Monday evening. Oh Monday evening. I planned for you to be oh so magical.
The plan began with me dropping homemade cookies into sandwich bags just before 4pm. Because the holidays call for a sweet twist on the traditional after school snack, yes? Especially on a Monday. Especially when I’m finally over the jet lag and feeling ready to do this. This, of course, is creating a magical holiday season and doing it right.
In my grand plans, the sweet snack would delight my little angels in the car all the way home. They’d sail through homework and after school chores. They’d open the ‘7’ box of our Advent calendar. They’d see hot cocoa and cuddling with books on the couch in their near future. They’d be excited, not so excited that they’d start bouncing off walls, but definitely happy. We’d move peacefully through dinner to eventually find ourselves all under the same blanket on the couch, sipping cocoa and reading about sugar plum fairies and the first gift of Christmas. Oh, and in the middle of it all, I’d bake and decorate a batch of sugar cookies, with the children’s help. The cookies would turn out delightful and beautiful and I’d post photos of them everywhere before we enjoyed them with our cocoa.
Oh my, was it magical. Beautiful. It was the stuff Christmas memories are made of.
In reality, of course, one small cookie does not an after school snack make. In reality, all people, but little people especially, struggle to make their way through chores at the end of the day. In reality, the promise of hot cocoa makes it nearly impossible for a three-year-old and a six-year-old to calmly make it through a meal with a healthy dose of vegetables. In reality, I fail at sugar cookies every year.

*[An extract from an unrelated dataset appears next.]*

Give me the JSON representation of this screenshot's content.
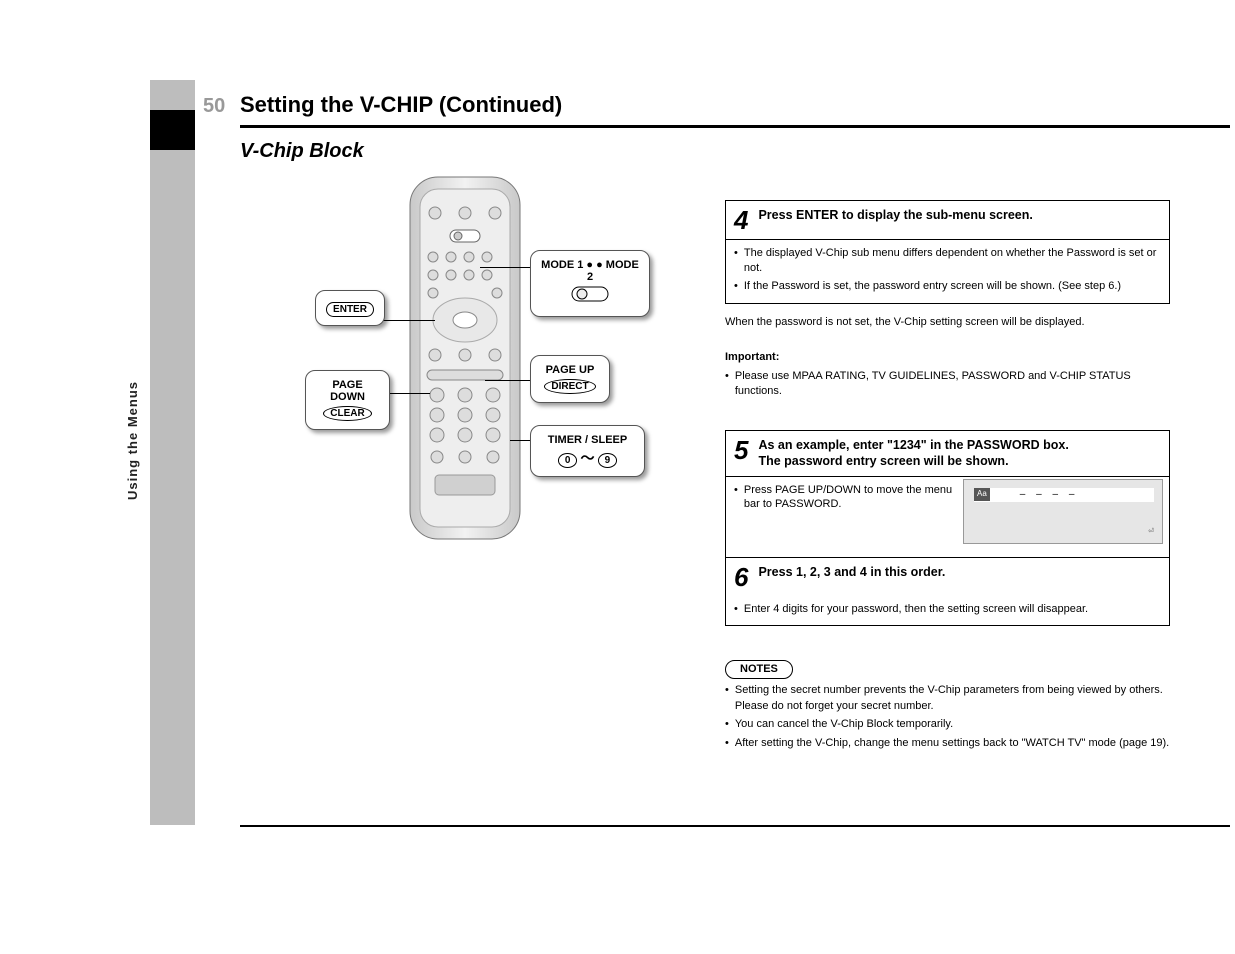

The afternoon quickly devolved into a clatter of chaos and loud, of big messes and lots of cleaning, of some tears and lots of complaining, and of hideous sugar cookies that tasted more like cake (not altogether a bad thing but not exactly the thing I was going for).
As I scraped unusable cookie dough off of my hands and transferred the remainder from the refrigerator to the trashcan, I felt like I was making a mess of our holiday season. That in one wild and ridiculous afternoon I had basically trashed the entire season right there with the dough, dashing any hopes of holiday magic or love or wonder.
Because of our Thanksgiving travel, we entered the holiday season a bit late this year. It was really just a handful of days but I’ve been feeling the absence of those days in the box-checking rush I’ve been on since we returned. Spending a week in the hot and humid, I was eager to slip into the warm and cozy winter holiday season. Spending a week so far from my comfort zone, I was desperate to curl up in the familiar magic of the holidays. I craved long, lazy mornings by the fire with our lights twinkling all around. I dreamed of slow, easy evenings with the smell of baking cookies wafting from room to room and the smooth voices of Nat King Cole and Bing Crosby dancing through the house. So I started a mission to catch up on all of the holiday goodness I felt like I had missed. And I ran about trying to do all of the things that equal Christmas magic in my mind.
But sweet holiday memories aren’t things that you can make in a rush from one place to another. They aren’t a thing you can engineer or cram into existence by sheer force of will. You cannot have a magical Monday evening simply because you decided that it is time to make some holiday memories and the clock is ticking so everyone get your aprons on and let’s do this thing. The kinds of holiday memories that you’ll look back on from year to year, it turns out, are not things that can be planned and scheduled and ordered to fit just right.
It turns out, in fact, that you can’t bustle holiday memories into existence. Rather, you have to stop. You have to pause for a minute, make a little space and sit in the quiet that results. You have to settle and let your shoulders drop and your breathing slow so that you can actually hear the music and smell the cookies. And once you’ve made this space, you have to watch the memory start as the tiniest spark. And then you have to not rush that little spark because it has work to do but it is slow, intentional, and ever so important work. You have to just sit back and let it grow. And it will be worth the wait, I promise. It is for me every time.
This time of year it is incredibly hard to sit back and make space. I know. I haven’t done it yet this year, myself. But I know from experience that the memorable holiday that I craved all the way from Bombay back home is possible if I slow down. And I’m working on settling long enough to see it through.
Monday night did end with all of us curled under the same blanket on the couch. We read four books together by candle light and the kids sipped hot chocolate and nibbled cookies we’d made the day before. They were delighted. In their memories, they will probably separate the chaos of the afternoon from that one, singular moment. I’m going to try to do the same.